CoralVR: Cognitive State Optimization via Multi-Objective Reinforcement Learning and Adaptive Visual Techniques in VR
CoralVR is a multi-objective reinforcement learning (RL) framework that jointly optimizes users' cognitive states by reducing cybersickness, balancing cognitive load, and improving working memory during VR immersion.
The framework incorporates an MTL-enabled DL prediction model, a PPO-based RL agent, an adaptive visual technique engine (DFOV, DGB, DOF, RF), and a human-in-the-loop (HIL) personalization process.
CoralVR operates as a closed-loop system within a VR environment:
- MTL-enabled DL Model -- Predicts user cognitive states (cybersickness, cognitive physical load, cognitive mental load, working memory) in real time from streaming eye- and head-tracking data.

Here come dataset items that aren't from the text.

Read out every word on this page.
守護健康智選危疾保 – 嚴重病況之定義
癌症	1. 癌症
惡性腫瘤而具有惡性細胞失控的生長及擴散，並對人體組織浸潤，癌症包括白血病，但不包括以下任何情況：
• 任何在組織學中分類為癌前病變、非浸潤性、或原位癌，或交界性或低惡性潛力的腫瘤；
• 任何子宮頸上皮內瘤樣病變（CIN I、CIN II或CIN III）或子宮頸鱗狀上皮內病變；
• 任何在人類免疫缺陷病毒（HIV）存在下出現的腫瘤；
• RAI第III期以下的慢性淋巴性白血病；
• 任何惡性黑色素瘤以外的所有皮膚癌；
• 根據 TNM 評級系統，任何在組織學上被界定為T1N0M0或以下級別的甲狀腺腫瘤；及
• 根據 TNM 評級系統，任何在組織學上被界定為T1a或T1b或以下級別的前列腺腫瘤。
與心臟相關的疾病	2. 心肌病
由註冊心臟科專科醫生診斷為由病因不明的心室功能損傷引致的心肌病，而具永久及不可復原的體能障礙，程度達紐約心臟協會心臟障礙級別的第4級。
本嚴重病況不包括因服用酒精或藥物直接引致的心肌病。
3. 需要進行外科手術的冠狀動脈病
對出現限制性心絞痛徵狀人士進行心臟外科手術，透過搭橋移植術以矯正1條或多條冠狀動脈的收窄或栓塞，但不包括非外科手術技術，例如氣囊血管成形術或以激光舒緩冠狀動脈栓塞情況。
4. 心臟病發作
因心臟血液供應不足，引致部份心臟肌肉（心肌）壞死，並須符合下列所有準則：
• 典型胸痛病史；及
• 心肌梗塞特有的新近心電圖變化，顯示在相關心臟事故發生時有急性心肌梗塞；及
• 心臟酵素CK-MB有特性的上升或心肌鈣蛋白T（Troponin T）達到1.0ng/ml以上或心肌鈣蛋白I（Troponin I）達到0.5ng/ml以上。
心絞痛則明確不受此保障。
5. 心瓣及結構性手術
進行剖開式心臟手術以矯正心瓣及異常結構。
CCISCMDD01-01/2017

- Multi-Objective RL Agent -- Uses predicted states to shape a multi-objective reward. The PPO-trained agent selects visual techniques and adaptively adjusts their intensity.
- Visual Technique Engine -- Applies the selected technique at the specified intensity. Supports four techniques: Dynamic Field of View (DFOV), Dynamic Gaussian Blur (DGB), Depth of Field (DOF), and Rest Frame / Virtual Nose (RF).
- HIL Personalization -- Fine-tunes the RL policy using in-session comfort ratings and post-session feedback to adapt to individual tolerance profiles.
| Component | Version | Notes |
|---|---|---|
| Unity | 6 LTS or newer | URP and ML-Agents support |
| Unity ML-Agents Toolkit | 4.0.0 | PPO training and ONNX model export |
| Python | 3.9 - 3.11 | Training backend |
| VR SDK | OpenXR | XR runtime |
| Tobii XR SDK | 4.x | Eye, head tracking |
CoralVR/
|
+-- Assets/
| +-- Scenes/
| | +-- CoralVR.unity
| +-- Scripts/
| | +-- RL_Agent/
| | | +-- CoralVRAgent.cs # PPO RL agent (inference + training)
| | | +-- CoralVRControl.cs # Manual keyboard control for testing
| | | +-- CoralVRFeeder.cs # Domain-randomized feature feeder
| | | +-- CoralVRLiveSensorsXR.cs # Live XR sensor bridge (eye + head)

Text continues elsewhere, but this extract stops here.